Duodécima crónica de la COP26, fuera de la valla, lejos de Glasgow. Víctor Viñuales, director de ECODES.

Las COP antes eran solo cosa de gobiernos. Hace pocos años se creó la figura del Champion de la COP para mover a los actores no estatales: las regiones, las ciudades, las empresas, las ONG, las Universidades…

Por eso en la COP26 hay dos COP: la gubernamental, la de las negociaciones de los 196 países para -por consenso- lograr un acuerdo. Sobre esa COP están puestos todos los focos. Qué debería ocurrir en esa COP: que esos 196 países -por consenso- acuerden medidas efectivas, concretas, numéricas, y a plazo fijo, para que la temperatura de la Tierra no suba más de 1,5 ºC sobre los niveles preindustriales. Problema: el consenso. Bueno para unas cosas y muy malo cuando se trata de poner de acuerdo rápido a partes que, en muchos casos, NO QUIEREN ponerse de acuerdo.

Muchas personas no entienden la dificultad de llegar a acuerdos en la COP, pero esas mismas personas comprenden las dificultades de llegar a un acuerdo por unanimidad en su comunidad de vecinos para renovar el ascensor y el patio.

El consenso tiene buena prensa, pero a veces tiene malos efectos secundarios. Para construir ese consenso en las declaraciones finales acaban desapareciendo del texto los compromisos concretos, las fechas ciertas, aparecen los tiempos verbales condicionales, las fórmulas ambiguas, de doble interpretación. No aparecen palabras tabú, como fue el caso de los combustibles fósiles que no aparecen en el Acuerdo de París. Así se logran los acuerdos por consenso en las COP: diluyendo lo concreto.

El borrador del acuerdo final de la COP26 que se conoció ayer adolece de esta falta de concreción, y anda muy sobrado de esa ambigüedad calculada que mencionaba antes.

Pero el mundo espera y necesita acciones concretas, palabras claras, fechas ciertas…Y por eso hay enfado, por eso se grita en las calles y crece la desesperanza y el miedo. Remedando a Cristina Peri Rossi, reciente premio Cervantes, podríamos decir que la realidad de la COP26 gubernamental da motivos de quejas.

Mientras se crea otra metodología de las COP que no lo fie todo al consenso  habrá que, además, profundizar en la otra COP, la de los acuerdos concretos, con determinados países, determinadas empresas, determinados actores.

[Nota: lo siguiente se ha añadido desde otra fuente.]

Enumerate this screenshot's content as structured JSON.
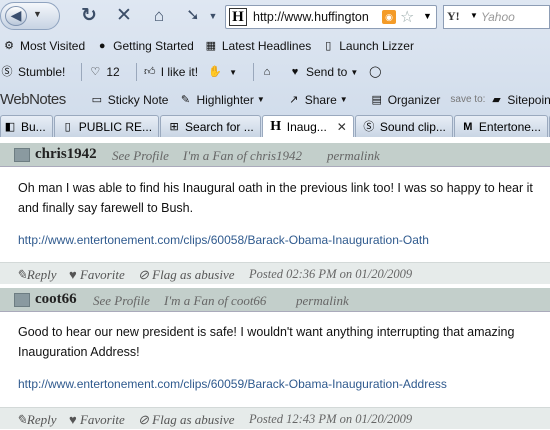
{
  "browser": {
    "url": "http://www.huffington",
    "search_placeholder": "Yahoo",
    "yahoo_logo": "Y!"
  },
  "bookmarks": [
    {
      "label": "Most Visited"
    },
    {
      "label": "Getting Started"
    },
    {
      "label": "Latest Headlines"
    },
    {
      "label": "Launch Lizzer"
    }
  ],
  "toolbar": {
    "stumble": "Stumble!",
    "like_count": "12",
    "like_label": "I like it!",
    "send_to": "Send to"
  },
  "webnotes": {
    "logo": "WebNotes",
    "sticky_note": "Sticky Note",
    "highlighter": "Highlighter",
    "share": "Share",
    "organizer": "Organizer",
    "save_to": "save to:",
    "sitepoint": "Sitepoint Tes"
  },
  "tabs": [
    {
      "label": "Bu..."
    },
    {
      "label": "PUBLIC RE..."
    },
    {
      "label": "Search for ..."
    },
    {
      "label": "Inaug...",
      "active": true
    },
    {
      "label": "Sound clip..."
    },
    {
      "label": "Entertone..."
    }
  ],
  "comments": [
    {
      "author": "chris1942",
      "see_profile": "See Profile",
      "fan": "I'm a Fan of chris1942",
      "permalink": "permalink",
      "body": "Oh man I was able to find his Inaugural oath in the previous link too! I was so happy to hear it and finally say farewell to Bush.",
      "link": "http://www.entertonement.com/clips/60058/Barack-Obama-Inauguration-Oath",
      "reply": "Reply",
      "favorite": "Favorite",
      "flag": "Flag as abusive",
      "posted": "Posted 02:36 PM on 01/20/2009"
    },
    {
      "author": "coot66",
      "see_profile": "See Profile",
      "fan": "I'm a Fan of coot66",
      "permalink": "permalink",
      "body": "Good to hear our new president is safe! I wouldn't want anything interrupting that amazing Inauguration Address!",
      "link": "http://www.entertonement.com/clips/60059/Barack-Obama-Inauguration-Address",
      "reply": "Reply",
      "favorite": "Favorite",
      "flag": "Flag as abusive",
      "posted": "Posted 12:43 PM on 01/20/2009"
    }
  ],
  "colors": {
    "comment_header": "#c3cfcb",
    "link": "#2f5a8e",
    "footer": "#e6ebea"
  }
}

Acuerdos concretos, con fechas ciertas, sin expresiones ambiguas… En esa otra COP España puede y debe jugar un papel relevante, y lo deben hacer también las empresas españolas, las Comunidades Autónomas, las ciudades, las entidades sociales y medioambientales…

El viejo y noble lema del movimiento ecologista “piensa global y actúa local” debe ser enriquecido: piensa global, actúa local y actúa global. Es lo que toca. Los gobiernos solos, por consenso, no resolverán la encrucijada climática.